L'auteure a pensé et construit un cadre à son intrigue, un cadre temporel en premier lieu. L'histoire débute en 1948 et se clôture en 1971 dans le Colorado. Cette période est marquée par des guerres (la fin de la seconde guerre mondiale, la guerre du Vietnam) et des mutations profondes : le racisme et la lutte contre les Indiens sont encore ancrés, la modernisation se profile avec la construction de barrages qui noient des villages entiers, les mouvements hippies surgissent au tournant des années 1968.
L'histoire est enracinée dans un environnement d'une beauté foisonnante et saisissante : au coeur du Colorado sauvage, entre montagnes qui se poudrent de neige l'hiver et la rivière Gunnison dont les flots rutilants sinuent dans les méandres des roches. L'auteure propose de très belles descriptions de paysages, de variétés d'arbres, de plantes ; sous sa plume, la rivière Gunnison et les monts environnants deviennent des personnages ; la faune est célébrée, sous l'apparence ici d'une biche accompagnée de ses faons, là d'un poisson qui gobe des insectes qui viennent de naître. Cette oeuvre de nature writing donne à voir une existence en harmonie avec la nature, mais une nature qui reste fragile, car menacée par les activités humaines.
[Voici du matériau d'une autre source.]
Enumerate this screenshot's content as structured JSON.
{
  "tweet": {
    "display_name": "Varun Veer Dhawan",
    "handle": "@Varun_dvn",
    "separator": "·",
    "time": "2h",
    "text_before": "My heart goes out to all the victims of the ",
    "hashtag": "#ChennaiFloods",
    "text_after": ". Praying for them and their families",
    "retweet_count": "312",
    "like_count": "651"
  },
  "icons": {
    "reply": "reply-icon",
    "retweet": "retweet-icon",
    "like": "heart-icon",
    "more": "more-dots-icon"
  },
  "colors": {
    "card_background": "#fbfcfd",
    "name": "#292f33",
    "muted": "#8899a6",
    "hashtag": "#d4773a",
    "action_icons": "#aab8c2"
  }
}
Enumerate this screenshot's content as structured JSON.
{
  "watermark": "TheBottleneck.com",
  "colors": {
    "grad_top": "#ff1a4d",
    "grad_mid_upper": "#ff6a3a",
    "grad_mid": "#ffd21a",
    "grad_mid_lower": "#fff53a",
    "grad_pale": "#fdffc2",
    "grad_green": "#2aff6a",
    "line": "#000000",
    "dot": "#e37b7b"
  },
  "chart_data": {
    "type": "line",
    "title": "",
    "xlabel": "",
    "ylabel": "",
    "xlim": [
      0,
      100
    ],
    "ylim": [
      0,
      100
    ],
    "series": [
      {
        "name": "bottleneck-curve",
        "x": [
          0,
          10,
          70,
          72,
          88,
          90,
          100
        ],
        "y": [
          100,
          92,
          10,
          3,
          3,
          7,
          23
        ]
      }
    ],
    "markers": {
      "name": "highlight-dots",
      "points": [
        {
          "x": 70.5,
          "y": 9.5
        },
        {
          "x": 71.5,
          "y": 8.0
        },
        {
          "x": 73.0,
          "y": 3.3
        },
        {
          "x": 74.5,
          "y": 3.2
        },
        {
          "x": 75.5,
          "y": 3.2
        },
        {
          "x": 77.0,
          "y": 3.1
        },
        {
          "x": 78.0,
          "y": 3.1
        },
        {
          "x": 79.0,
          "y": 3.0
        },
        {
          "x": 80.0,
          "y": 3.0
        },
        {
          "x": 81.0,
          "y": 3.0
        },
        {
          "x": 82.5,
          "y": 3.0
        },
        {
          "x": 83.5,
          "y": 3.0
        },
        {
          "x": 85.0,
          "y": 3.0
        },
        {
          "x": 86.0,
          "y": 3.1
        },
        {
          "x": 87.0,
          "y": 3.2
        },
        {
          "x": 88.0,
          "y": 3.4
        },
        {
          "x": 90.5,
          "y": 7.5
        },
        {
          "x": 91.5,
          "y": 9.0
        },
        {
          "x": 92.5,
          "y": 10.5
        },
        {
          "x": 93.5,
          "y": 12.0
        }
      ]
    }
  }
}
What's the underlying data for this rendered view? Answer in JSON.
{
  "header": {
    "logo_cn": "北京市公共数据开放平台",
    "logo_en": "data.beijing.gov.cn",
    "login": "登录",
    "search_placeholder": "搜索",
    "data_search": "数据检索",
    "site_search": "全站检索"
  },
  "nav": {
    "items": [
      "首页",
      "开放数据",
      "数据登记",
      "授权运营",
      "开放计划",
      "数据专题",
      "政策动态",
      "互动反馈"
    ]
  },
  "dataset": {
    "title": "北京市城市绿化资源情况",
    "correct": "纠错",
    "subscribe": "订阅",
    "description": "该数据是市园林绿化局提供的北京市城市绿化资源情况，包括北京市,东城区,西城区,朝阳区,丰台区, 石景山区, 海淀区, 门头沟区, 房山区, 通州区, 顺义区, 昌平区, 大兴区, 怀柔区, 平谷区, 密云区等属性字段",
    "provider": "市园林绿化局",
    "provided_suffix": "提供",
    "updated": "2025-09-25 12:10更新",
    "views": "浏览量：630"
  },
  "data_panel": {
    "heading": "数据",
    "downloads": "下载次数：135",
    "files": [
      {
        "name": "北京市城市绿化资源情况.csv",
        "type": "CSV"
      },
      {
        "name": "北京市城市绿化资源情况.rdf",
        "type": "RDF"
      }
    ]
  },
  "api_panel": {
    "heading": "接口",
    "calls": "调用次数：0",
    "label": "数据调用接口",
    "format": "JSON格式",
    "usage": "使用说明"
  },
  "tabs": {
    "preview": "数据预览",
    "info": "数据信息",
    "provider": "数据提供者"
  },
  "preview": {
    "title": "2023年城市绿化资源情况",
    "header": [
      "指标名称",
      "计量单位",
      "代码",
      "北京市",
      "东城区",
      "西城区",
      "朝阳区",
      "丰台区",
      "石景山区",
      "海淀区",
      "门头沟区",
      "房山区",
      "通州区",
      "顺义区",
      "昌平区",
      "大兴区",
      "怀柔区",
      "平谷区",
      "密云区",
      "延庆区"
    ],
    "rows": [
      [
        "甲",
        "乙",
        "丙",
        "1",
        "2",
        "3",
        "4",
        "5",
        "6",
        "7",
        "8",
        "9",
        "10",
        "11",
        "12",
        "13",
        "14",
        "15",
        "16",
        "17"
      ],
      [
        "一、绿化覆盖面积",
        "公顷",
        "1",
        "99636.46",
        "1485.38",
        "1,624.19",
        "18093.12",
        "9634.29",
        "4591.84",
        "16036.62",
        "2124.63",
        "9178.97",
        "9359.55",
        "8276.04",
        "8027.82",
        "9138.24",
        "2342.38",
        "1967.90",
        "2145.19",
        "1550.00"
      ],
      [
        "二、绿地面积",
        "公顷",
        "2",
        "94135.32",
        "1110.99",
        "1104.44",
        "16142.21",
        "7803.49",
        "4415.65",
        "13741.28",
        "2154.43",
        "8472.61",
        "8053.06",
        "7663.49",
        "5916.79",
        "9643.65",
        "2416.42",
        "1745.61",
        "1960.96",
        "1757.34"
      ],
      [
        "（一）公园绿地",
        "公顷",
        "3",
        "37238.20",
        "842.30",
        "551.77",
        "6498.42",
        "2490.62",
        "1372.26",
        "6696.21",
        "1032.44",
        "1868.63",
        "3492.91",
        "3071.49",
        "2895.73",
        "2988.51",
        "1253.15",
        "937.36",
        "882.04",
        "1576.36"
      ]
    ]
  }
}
A la confluence de ce temps et de cet environnement, l'auteure a bâti une intrigue autour d'une femme, Victoria, marquée par des pertes successives et dramatiques, mais pour autant forte et résiliente. Elle raconte — adoptant le point de vue narratif de Victoria, en « je » pour donner plus de poids et d'émotions aux événements vécus — l'histoire d'un amour interdit, avec un indien, amour puni de la plus terrible des manières. Un enfant naît dans le plus grand secret et la solitude la plus âpre ; un enfant qu'elle va confier au destin et dont elle va emmurer l'existence dans les tréfonds de son âme. Elle s'efforcera toujours de suivre le conseil de Will, son amant éphémère : «
Va où la rivière te porte », et elle suit la Gunnison emportant son verger et ses secrets avec elle.
Ce premier roman est bouleversant : c'est une ode aux femmes, à la persévérance, à la résilience ; c'est également une ode à la nature, tout aussi forte et puissante, capable de résilience certainement, mais jusqu'où et jusqu'à quand ? Une lecture très actuelle, qui captive de bout en bout par la force et la couleur de son humanité.
Je tiens à remercier Babelio et les éditions Robert Laffont pour ce très beau voyage dans le Colorado, au fil de la rivière Gunnison.